Daily Israel Report

Saudis could Turn to Pakistan for Nukes, Congress Warned

The Sunni states may abandon Washington, says Rep. Ros-Lehtinen. Experts say Saudis, under threat, may procure nuclear weapon from Pakistan.
By Arutz Sheva
First Publish: 5/29/2014, 7:54 AM

Congress has been warned that Saudi Arabia and its regional allies were moving away from the United States, reported the World Tribune. A House subcommittee heard testimony that the Gulf Cooperation Council found the United States unreliable amid its rapproachment with Iran.

The House Middle East and Africa subcommittee also raised the prospect that several GCC states could reconcile with Tehran and damage American interests in the Gulf.

“Now they [the GCC] perceive the administration’s zeal to reach a deal with Tehran as the U.S. selling them out to the Iranians, which would force their hands to cut their own deal with the regime in Iran,” House subcommittee chairwoman Rep. Ileana Ros-Lehtinen said.

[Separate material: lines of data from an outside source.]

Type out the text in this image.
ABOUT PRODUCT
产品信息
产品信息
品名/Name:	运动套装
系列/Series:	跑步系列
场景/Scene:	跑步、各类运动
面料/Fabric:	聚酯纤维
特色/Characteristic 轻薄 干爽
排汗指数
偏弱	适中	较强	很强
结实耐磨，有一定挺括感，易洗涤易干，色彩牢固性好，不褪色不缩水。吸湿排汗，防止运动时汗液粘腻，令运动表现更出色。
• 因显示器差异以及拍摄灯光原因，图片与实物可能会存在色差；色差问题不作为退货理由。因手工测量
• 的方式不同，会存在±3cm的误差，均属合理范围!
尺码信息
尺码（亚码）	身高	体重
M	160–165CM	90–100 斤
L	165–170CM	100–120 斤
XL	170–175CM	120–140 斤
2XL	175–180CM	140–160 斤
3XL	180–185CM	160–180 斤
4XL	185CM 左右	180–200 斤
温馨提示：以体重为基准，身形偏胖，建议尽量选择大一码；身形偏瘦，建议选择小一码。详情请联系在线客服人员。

In a hearing on May 22, Ros-Lehtinen warned that the six GCC states would abandon Washington. She said this would threaten counter-insurgency and other U.S. cooperation with Gulf Arab states as well as spark a regional arms race.

“This could up the scales in the region and cause irreparable harm to U.S. national security interests and may even make the extremist problem worse if our partners lose our faith in us and stop cooperating with us to counter this threat,” Ros-Lehtinen said. “The administration must do

more to work with these partners to earn their trust back.”

Senior fellow at the Foundation for the Defence of Democracies, Dr. David A Weinberg, told the subcommittee that Iran is sponsoring terrorism in the whole Gulf region and Middle East, and seeks to use Shias in the region as a sectarian tool to expand its influence.

"It is not a matter of talking about a 'Shi'ite Crescent' stretching from Iran out to Lebanon, Iraq and Syria,” he elaborated. “The real danger lies – in addition to this – in Iranian networks in Yemen, Bahrain, Kuwait and parts of Saudi Arabia," he quoted Saudi Deputy Crown Prince Moqrin bin Abdul Aziz as saying to US officials. "GCC countries are right when they say Iran utilizes Shias to threaten GCC regimes and disseminate terrorism. This continues today," the US researcher said.

Reporting on the congressional session, Gulf News cited Weinberg as saying that consignments of advanced arms from Iran's Revolutionary Guard destined to Shi'ite extremists were seized in Yemen and Bahrain. Saudi Arabia and Kuwait were also subjected to attacks with links to Iranian terrorist networks. Iranian spy networks were also uncovered in Kuwait, Bahrain and Saudi Arabia.

He said GCC countries can not trust any agreements concerning Iran's nuclear program until they make sure it has stopped supporting terrorism and interference in Yemen and the Middle East.

He said Iran provides violent Shi'ite groups in Bahrain with advanced weapons, citing seizure of large consignments of Iranian arms from Iraq and Syria and arrest of Bahrainis who received training in Iran.

Weinberg also raised the prospect that Saudi Arabia would acquire a nuclear weapon from Pakistan and that the United Arab Emirates, which signed a pledge not to enrich uranium, could follow. “I think the linkages between the Saudi and Pakistani military establishments, including in this [nuclear] arena, are extremely close and need be a cause of concern,” he said, adding that the GCC believes that Washington has abandoned its Gulf allies and “ceded its longtime leadership position.” He quoted Saudi Deputy Prime Minister Muqrin as telling U.S. officials that Saudi Arabia was being encircled by Iran and its proxies in such countries as Bahrain, Kuwait and Yemen.

“The GCC countries will continue to doubt the value of America’s 35,000 military personnel in the region if Washington appears unwilling to use its diplomatic might to push back against aggressive activity by their most threatening state adversary,” Weinberg said.

The subcommittee was told that recent efforts to improve Saudi-U.S. relations failed. They included a visit by President Barack Obama to Saudi Arabia in March 2014, in which he met King Abdullah.

“U.S. links with the GCC states have been maintained and nurtured by State Department-led diplomacy and the efforts of the U.S. military with their GCC counterparts,” Simon Henderson, a director at the Washington Institute for Near East Policy, said. “But this is now insufficient. The

Obama administration needs to articulate a more supportive overall policy concerning the Iranian nuclear and Syrian civil war issues in particular.”